On paper, it might appear the obvious candidates to address this imbalance of power are the medical defence unions. Doctors pay large sums of money to these organisations to protect their professional reputation, and never is a doctor’s professional reputation likely to be more under threat than when whistleblowing. But in the main, defence organisations, conspicuously absent from this week’s reports, have emerged a dismal, spineless lot – which they can be, because most of the relevant cover they provide is in fact discretionary – when called to the assistance of a whistleblower in distress.

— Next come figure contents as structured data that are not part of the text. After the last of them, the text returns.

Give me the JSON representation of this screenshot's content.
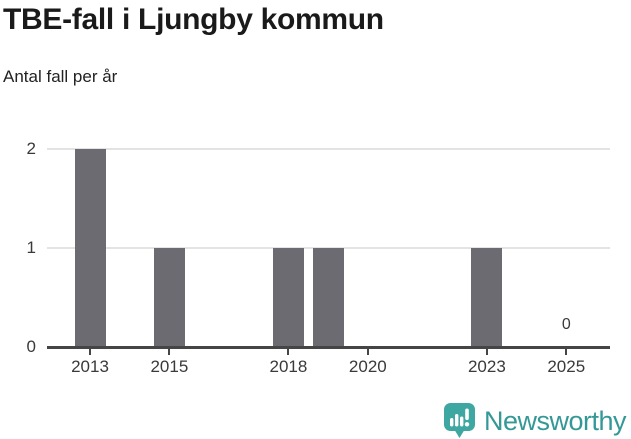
{
  "header": {
    "title": "TBE-fall i Ljungby kommun",
    "subtitle": "Antal fall per år"
  },
  "chart_data": {
    "type": "bar",
    "title": "TBE-fall i Ljungby kommun",
    "subtitle": "Antal fall per år",
    "xlabel": "",
    "ylabel": "Antal fall per år",
    "categories": [
      "2013",
      "2014",
      "2015",
      "2016",
      "2017",
      "2018",
      "2019",
      "2020",
      "2021",
      "2022",
      "2023",
      "2024",
      "2025"
    ],
    "values": [
      2,
      0,
      1,
      0,
      0,
      1,
      1,
      0,
      0,
      0,
      1,
      0,
      0
    ],
    "ylim": [
      0,
      2
    ],
    "y_ticks": [
      0,
      1,
      2
    ],
    "x_tick_labels": [
      "2013",
      "2015",
      "2018",
      "2020",
      "2023",
      "2025"
    ],
    "grid": "horizontal",
    "legend": "none",
    "bar_color": "#6c6b71",
    "last_point_label": {
      "category": "2025",
      "text": "0"
    }
  },
  "footer": {
    "brand": "Newsworthy"
  },
  "colors": {
    "background": "#ffffff",
    "title": "#1a1a1a",
    "subtitle": "#222222",
    "bar": "#6c6b71",
    "axis": "#454545",
    "tick_label": "#3a3a3a",
    "gridline": "#e3e3e3",
    "brand_icon": "#3fa7a1",
    "brand_glyph": "#ffffff",
    "brand_text": "#339896"
  }
}
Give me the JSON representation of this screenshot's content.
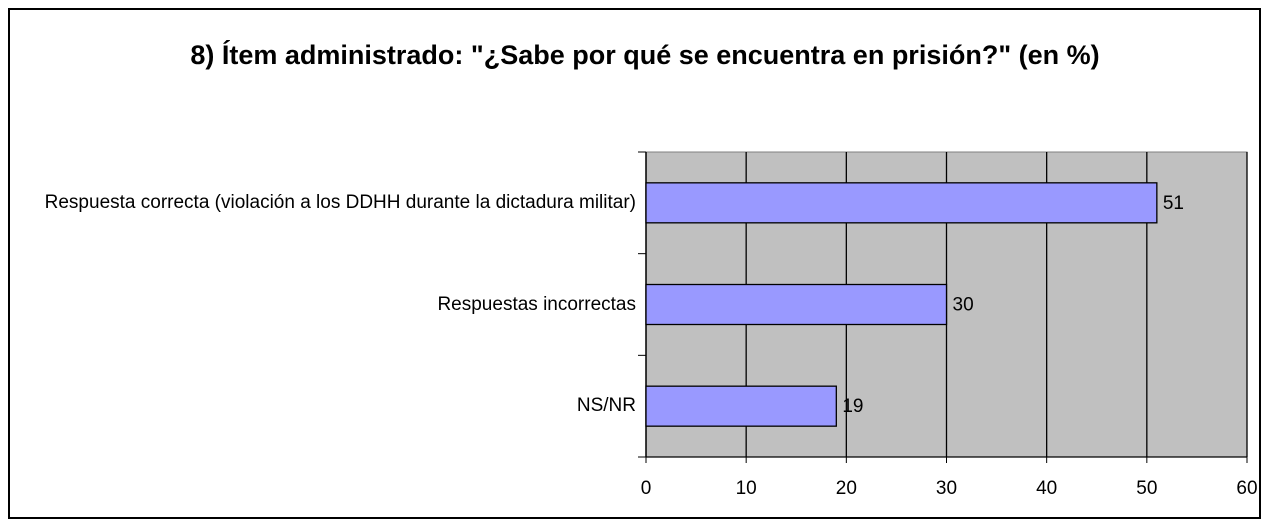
{
  "chart_data": {
    "type": "bar",
    "orientation": "horizontal",
    "title": "8) Ítem administrado: \"¿Sabe por qué se encuentra en prisión?\" (en %)",
    "categories": [
      "Respuesta correcta (violación a los DDHH durante la dictadura militar)",
      "Respuestas incorrectas",
      "NS/NR"
    ],
    "values": [
      51,
      30,
      19
    ],
    "color": "#9999ff",
    "xlim": [
      0,
      60
    ],
    "xticks": [
      0,
      10,
      20,
      30,
      40,
      50,
      60
    ],
    "grid": true
  }
}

What we need, it seems to Dr No, is one simple action. We can drop all the consultations and inquiries, all the noble aspirations to change the culture to one of openness and transparency – sorry it just isn’t going to happen, because to the establishment the whistleblower will always be a sneak and a grass – and the other myriad recommendations. Instead, what we need is to set up, at the earliest opportunity, a powerful, properly funded National Whistleblower Centre. It makes sense financially – think how much money would be saved had there been no Bristol, no Baby P, no Mid-Staffs – but far more importantly it makes moral sense, not just for whistleblowers, but also for patients.
Backed by a powerful capable Whistleblower Centre, a Centre with both the means and the power to stick the knife back into the establishment toasters, and fuse their miserable elements, whistleblowers will at last be able to step forward and say: ‘Trust me, I’m a whistleblower’.